Vows and Honour: Book 2
Some misguided person reviewing The Oathbound disdained that it was short-stories and claimed Oathbreakers was ‘more of the same.’
They could not be more wrong. Oathbreakers is a novel, and quite a well constructed one. It’s a good book. And every last section hangs together as part of a novel, not a short story. It is, in fact, the only Tarma and Kethry-focussed novel.
Oathbreakers establishes Tarma and Kethry as vital members of a prestigious mercenary company, Idra’s Sunhawks. We begin with the Sunhawks on campaign. We are introduced to Idra and various other members, we get an idea of how war and politics operate in this side of the world. We are given a lot of references about Valdemar that puzzled me until I remembered it was foreshadowing: Valdemar is somewhat involved, though the bulk of the story is set in Rethwellan.
For you see, Idra is actually a Rethwellian princess, and when she is called home to help decide which of her brothers should be king, and then vanishes, it’s up to Tarma and Kethry to find out what happened…
BEYOND THIS POINT THERE BE SPOILERS
Compared to, say, Brightly Burning and even The Last Herald-Mage (in parts), Oathbreakers is a grittier, more adult story. This is because Tarma and Kethry are older characters, established mercenaries, and their story is quite serious: what happens to Idra is not pretty. Gang-rape, abuse, and then suicide because of the torture… the theme of this book is vengeance, and there’s a certain bloodthirstiness to be expected.
This particular novel echoes the main theme of the first short story Misty wrote about Tarma and Keth: rape and revenge.

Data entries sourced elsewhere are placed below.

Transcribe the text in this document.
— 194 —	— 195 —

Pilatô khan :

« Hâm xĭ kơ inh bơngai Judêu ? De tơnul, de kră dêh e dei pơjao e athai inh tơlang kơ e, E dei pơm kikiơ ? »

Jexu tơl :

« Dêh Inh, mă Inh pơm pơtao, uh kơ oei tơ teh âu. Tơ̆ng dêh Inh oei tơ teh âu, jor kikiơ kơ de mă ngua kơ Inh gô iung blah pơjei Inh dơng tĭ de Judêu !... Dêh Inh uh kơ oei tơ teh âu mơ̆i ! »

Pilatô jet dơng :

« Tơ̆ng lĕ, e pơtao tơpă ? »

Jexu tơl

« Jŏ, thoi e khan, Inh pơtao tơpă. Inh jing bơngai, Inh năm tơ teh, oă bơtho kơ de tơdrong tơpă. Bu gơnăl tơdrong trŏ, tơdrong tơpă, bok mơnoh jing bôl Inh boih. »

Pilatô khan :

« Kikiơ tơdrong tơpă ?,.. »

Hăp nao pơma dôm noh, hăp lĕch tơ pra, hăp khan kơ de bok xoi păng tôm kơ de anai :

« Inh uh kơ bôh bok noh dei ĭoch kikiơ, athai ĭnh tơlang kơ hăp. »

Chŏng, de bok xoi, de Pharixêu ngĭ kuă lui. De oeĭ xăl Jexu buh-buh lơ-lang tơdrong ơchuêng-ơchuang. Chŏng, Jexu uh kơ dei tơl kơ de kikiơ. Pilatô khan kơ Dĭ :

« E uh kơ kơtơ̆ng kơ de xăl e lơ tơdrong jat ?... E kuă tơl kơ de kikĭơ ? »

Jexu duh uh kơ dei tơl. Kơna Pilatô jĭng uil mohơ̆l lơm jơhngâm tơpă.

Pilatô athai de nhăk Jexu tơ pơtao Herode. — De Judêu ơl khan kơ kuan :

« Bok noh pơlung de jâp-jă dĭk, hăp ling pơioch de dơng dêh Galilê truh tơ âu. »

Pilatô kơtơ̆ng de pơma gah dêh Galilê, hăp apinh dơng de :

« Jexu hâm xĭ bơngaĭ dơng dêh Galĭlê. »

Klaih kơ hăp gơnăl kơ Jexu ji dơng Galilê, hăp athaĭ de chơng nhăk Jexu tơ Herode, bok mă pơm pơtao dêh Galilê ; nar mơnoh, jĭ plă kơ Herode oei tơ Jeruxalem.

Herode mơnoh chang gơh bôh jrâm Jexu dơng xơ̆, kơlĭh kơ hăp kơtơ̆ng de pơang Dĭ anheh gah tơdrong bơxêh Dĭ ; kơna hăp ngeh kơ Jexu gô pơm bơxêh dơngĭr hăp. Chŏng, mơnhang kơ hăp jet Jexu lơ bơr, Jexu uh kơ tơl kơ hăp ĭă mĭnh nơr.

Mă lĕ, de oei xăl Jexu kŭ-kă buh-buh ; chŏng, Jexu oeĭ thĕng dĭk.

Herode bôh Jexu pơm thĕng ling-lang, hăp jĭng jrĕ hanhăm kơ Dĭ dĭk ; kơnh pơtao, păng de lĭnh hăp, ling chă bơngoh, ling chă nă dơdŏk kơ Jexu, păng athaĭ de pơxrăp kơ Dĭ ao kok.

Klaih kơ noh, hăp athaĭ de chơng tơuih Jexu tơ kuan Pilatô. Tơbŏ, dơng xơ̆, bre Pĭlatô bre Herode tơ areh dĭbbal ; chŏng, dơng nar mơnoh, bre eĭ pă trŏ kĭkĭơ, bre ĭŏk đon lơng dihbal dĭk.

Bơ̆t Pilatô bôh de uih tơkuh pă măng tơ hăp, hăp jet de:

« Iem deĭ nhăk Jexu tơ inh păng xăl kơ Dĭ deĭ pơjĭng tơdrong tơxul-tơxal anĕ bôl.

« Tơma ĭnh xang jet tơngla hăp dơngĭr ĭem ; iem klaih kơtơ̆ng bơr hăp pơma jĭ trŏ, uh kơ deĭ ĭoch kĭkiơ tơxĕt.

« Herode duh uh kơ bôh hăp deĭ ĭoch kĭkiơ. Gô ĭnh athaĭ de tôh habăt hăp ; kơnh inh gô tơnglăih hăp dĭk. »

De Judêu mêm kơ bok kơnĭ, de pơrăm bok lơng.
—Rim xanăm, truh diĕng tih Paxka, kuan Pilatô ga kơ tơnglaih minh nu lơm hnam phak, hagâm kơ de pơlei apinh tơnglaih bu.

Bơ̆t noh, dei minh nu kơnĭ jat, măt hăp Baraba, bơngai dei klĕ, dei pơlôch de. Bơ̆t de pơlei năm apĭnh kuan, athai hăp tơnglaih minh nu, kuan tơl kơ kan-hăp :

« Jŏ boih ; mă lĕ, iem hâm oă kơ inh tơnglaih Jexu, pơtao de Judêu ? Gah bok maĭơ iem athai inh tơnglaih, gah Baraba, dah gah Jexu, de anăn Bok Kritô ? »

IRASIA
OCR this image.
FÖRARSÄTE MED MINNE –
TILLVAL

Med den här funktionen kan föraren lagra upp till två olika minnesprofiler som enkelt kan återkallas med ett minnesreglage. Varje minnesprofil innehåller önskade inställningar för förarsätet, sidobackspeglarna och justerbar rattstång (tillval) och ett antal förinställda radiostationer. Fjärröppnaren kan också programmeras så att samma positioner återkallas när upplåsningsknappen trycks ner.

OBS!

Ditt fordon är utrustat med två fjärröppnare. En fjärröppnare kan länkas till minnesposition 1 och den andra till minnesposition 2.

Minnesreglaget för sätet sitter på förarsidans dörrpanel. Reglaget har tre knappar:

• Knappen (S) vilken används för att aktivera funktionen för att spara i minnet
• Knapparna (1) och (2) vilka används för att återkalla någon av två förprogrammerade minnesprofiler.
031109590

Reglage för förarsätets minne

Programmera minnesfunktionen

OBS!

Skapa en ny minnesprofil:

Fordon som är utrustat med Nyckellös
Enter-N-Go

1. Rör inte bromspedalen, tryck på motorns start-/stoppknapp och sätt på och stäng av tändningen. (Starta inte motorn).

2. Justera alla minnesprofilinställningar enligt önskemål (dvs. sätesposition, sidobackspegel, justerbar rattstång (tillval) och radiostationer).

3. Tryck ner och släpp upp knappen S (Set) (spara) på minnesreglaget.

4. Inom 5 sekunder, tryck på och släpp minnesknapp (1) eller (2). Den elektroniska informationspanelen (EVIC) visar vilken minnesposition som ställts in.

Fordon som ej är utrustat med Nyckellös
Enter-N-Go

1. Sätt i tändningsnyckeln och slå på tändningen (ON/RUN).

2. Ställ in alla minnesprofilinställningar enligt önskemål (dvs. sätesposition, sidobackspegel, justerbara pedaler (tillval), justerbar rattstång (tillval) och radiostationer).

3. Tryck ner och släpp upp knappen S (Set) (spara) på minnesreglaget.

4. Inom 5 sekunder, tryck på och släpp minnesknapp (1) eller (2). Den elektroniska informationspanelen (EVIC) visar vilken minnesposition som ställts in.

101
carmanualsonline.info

Although Idra’s revenge in only enabled by Tarma and Kethry, because she is dead for most of the book.
I always really enjoyed this book—it’s satisfactory wish fulfillment for the female-identified or sympathetic, but more than that, it’s well-plotted and adventurous. However, it falls a bit flat on the character development front. Surprisingly so, because other Velgarth books often concern themselves with character over the exterior villain-plot. By the Sword doesn’t even have an overarching villain-fueled plot.
Oh, there’s ostensibly some character development: Tarma becomes… more open? when the Star-Eyed facilitates an understanding between her and Herald Roald. But I didn’t really see Tarma need that to begin with. Kethry falls in love with Jadrek, but I never felt it. I was just told it. I like Jadrek well enough, but where was the development? Definitely told, not shown. Although less picky people might enjoy the romance. I felt like her real development was her transformation to an Adept-class mage, and Jadrek was the necessary ‘stud’ shoehorned in so that Tarma’s clan gets children.
This book doesn’t really provoke thought or sorrow—it isn’t deep. However, it is a deliciously vicious romp. I wouldn’t ‘highly recommend’ it, or claim it as fine art, or whathaveyou, but I think it might be one of my favourites.
Something I really appreciate is that, at first, everyone in Rethwellan wanted to throw their lot in with Raschar, even Idra: Stefan was a rake. Subversion!
TV Tropes reminded me of something interesting: Rethwellan has a long-lost sword that is supposed to choose the king. It makes its appearance in an almost-hilariously understated way: it’s found on an out-of-the-way corpse, it’s had all its jewels stripped by passing travellers, and left behind because the blade is so flimsy. Keth takes it only because she thinks it might be magic. It picks out the good brother, but by this point, even though it’s instrumental in getting Stefan to change his mind and choose to overthrow his bad brother Raschar, that’s already a foregone conclusion. It was only a matter of time before Stefan chose to throw his lot in with Rethwellan. It’s a sweet little joke about sword-in-the-stone stories.